100 days: 45



‘Hey, hey boy!’ called the man in the booth. Kyle approached cautiously. He assessed the man’s bare emaciated arms, they resembled two clusters of broken knuckles bound together with a thin layer of cheap sausage skin, if you can imagine such a thing. Kyle considered this image and estimated a potential grab/stab/grope radius taking into account the length of the man’s torso and then stood approximately one foot outside of it. He waited silently for the man to justify his bellow, which he did at leisure. ‘You want advice?’ asked the man eventually. Kyle shrugged which served as enough encouragement.

‘Good boy,’ began the boothed stranger, ‘so, what troubles you lad?’

Kyle wiped a fleck of mucus from his nostril and shrugged again.

‘Be creative champ, come on,’ ventured the man to no avail, ‘ok, let me begin the process. This, brother, is a damned heavy world and each man, each man carries his share of the weight, it’s our birthright, we pop out, the doctor spanks our ass and the soul never stops weeping, so, what load are you carrying boy?’

It was a large ineloquently posed question for a small mind to decipher. Kyle swilled it around for a while, pulling his interpretation of a thoughtful expression (puckered lips and scrunched brow) as he tried to locate his as yet unlabelled notion of self.

‘Well,’ Kyle began, ‘I…’

‘Off load, come on, let’s work through this together, come on,’ encouraged the stranger.

‘Well…I lost my Casio driving watch last Saturday,’ began Kyle.

‘I see’ said the man leaning forward empathetically, Kyle recalculated the radius and took a step back.

‘It could go 30 meters underwater, my mum said she’d get me new one but she said she’ll only spend £20 on it, you can only get 20 meters for £20 and all my friends have 30,’ continued Kyle wistfully.
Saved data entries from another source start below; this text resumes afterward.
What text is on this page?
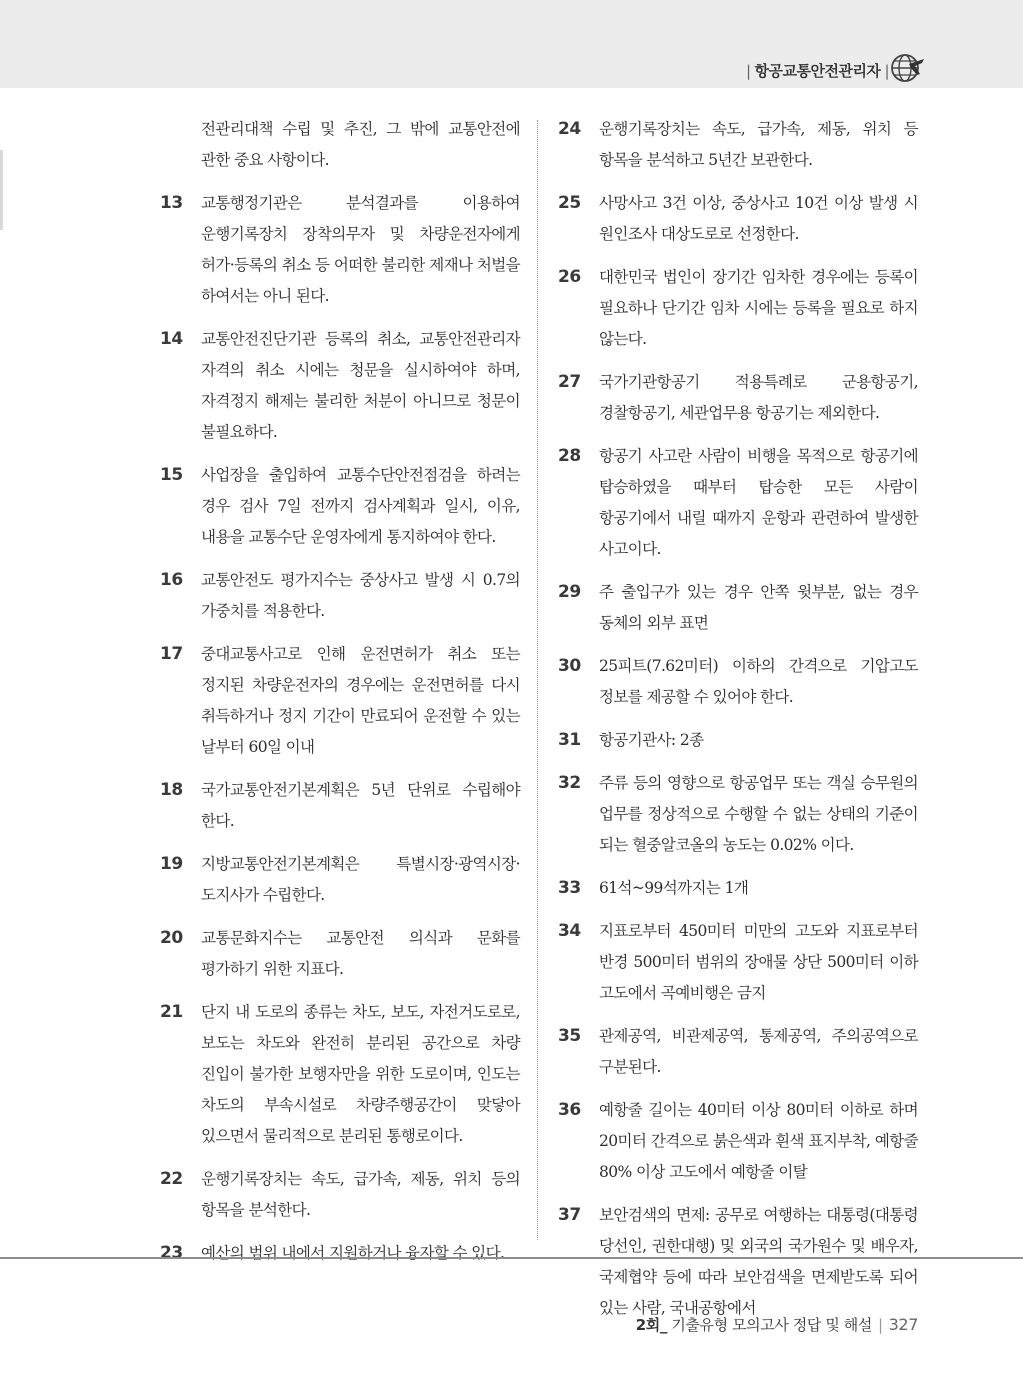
| 항공교통안전관리자 |
전관리대책 수립 및 추진, 그 밖에 교통안전에 관한 중요 사항이다.
13 교통행정기관은 분석결과를 이용하여 운행기록장치 장착의무자 및 차량운전자에게 허가·등록의 취소 등 어떠한 불리한 제재나 처벌을 하여서는 아니 된다.
14 교통안전진단기관 등록의 취소, 교통안전관리자 자격의 취소 시에는 청문을 실시하여야 하며, 자격정지 해제는 불리한 처분이 아니므로 청문이 불필요하다.
15 사업장을 출입하여 교통수단안전점검을 하려는 경우 검사 7일 전까지 검사계획과 일시, 이유, 내용을 교통수단 운영자에게 통지하여야 한다.
16 교통안전도 평가지수는 중상사고 발생 시 0.7의 가중치를 적용한다.
17 중대교통사고로 인해 운전면허가 취소 또는 정지된 차량운전자의 경우에는 운전면허를 다시 취득하거나 정지 기간이 만료되어 운전할 수 있는 날부터 60일 이내
18 국가교통안전기본계획은 5년 단위로 수립해야 한다.
19 지방교통안전기본계획은 특별시장·광역시장·도지사가 수립한다.
20 교통문화지수는 교통안전 의식과 문화를 평가하기 위한 지표다.
21 단지 내 도로의 종류는 차도, 보도, 자전거도로로, 보도는 차도와 완전히 분리된 공간으로 차량 진입이 불가한 보행자만을 위한 도로이며, 인도는 차도의 부속시설로 차량주행공간이 맞닿아 있으면서 물리적으로 분리된 통행로이다.
22 운행기록장치는 속도, 급가속, 제동, 위치 등의 항목을 분석한다.
23 예산의 범위 내에서 지원하거나 융자할 수 있다.
24 운행기록장치는 속도, 급가속, 제동, 위치 등 항목을 분석하고 5년간 보관한다.
25 사망사고 3건 이상, 중상사고 10건 이상 발생 시 원인조사 대상도로로 선정한다.
26 대한민국 법인이 장기간 임차한 경우에는 등록이 필요하나 단기간 임차 시에는 등록을 필요로 하지 않는다.
27 국가기관항공기 적용특례로 군용항공기, 경찰항공기, 세관업무용 항공기는 제외한다.
28 항공기 사고란 사람이 비행을 목적으로 항공기에 탑승하였을 때부터 탑승한 모든 사람이 항공기에서 내릴 때까지 운항과 관련하여 발생한 사고이다.
29 주 출입구가 있는 경우 안쪽 윗부분, 없는 경우 동체의 외부 표면
30 25피트(7.62미터) 이하의 간격으로 기압고도 정보를 제공할 수 있어야 한다.
31 항공기관사: 2종
32 주류 등의 영향으로 항공업무 또는 객실 승무원의 업무를 정상적으로 수행할 수 없는 상태의 기준이 되는 혈중알코올의 농도는 0.02% 이다.
33 61석~99석까지는 1개
34 지표로부터 450미터 미만의 고도와 지표로부터 반경 500미터 범위의 장애물 상단 500미터 이하 고도에서 곡예비행은 금지
35 관제공역, 비관제공역, 통제공역, 주의공역으로 구분된다.
36 예항줄 길이는 40미터 이상 80미터 이하로 하며 20미터 간격으로 붉은색과 흰색 표지부착, 예항줄 80% 이상 고도에서 예항줄 이탈
37 보안검색의 면제: 공무로 여행하는 대통령(대통령 당선인, 권한대행) 및 외국의 국가원수 및 배우자, 국제협약 등에 따라 보안검색을 면제받도록 되어 있는 사람, 국내공항에서
2회_ 기출유형 모의고사 정답 및 해설 | 327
‘I see,’ said the man, ‘now, that is a pickle. It seems to me that you’re at a crossroads in your potential development. While your predicament centres around your ill fated Casio diving watch and the respect of your peers this all speaks to me of a deeper underlying problem. By begrudgingly accepting your mother’s kind offer to replace the watch with an inferior model you are in fact placing more value on the loose materialistic relationship you have with your ‘friends’ than the everlasting paternal bond you have with your mother. By subjecting her offer to scrutiny misses the central point; who lost the watch? Where does the responsibility lay? Where should reparations be sought? Perhaps you should be looking inward. We may be talking about a relatively cheap digital watch here but as your grow up you’ll find the same scenario repeating over and over and you’ll long for the day a simple Casio SGW-100-1VEF was at the centre of your troubles. Choose the right path now and you could spare yourself a lifetime of inaction and servitude.’

Kyle absorbed these words for a little while, then pointedly asked:

‘Why are you purple?’

The man appeared despondent.

‘Amazon.co.uk has got a sale on digital sportswear at the moment, you can get 50 meters for £17.50 for the next month,’ he disdainfully spat out. ‘That’ll be a quid.’

‘Fanks!’ said Kyle and ran off without paying.

‘Fucking kid,’ muttered the man as he lit his 20th cigarette osf the morning, ‘why are you blue? You little bugger.’ Kyle was already out of earshot, tugging his mother’s arm, presumably saying something about Amazon.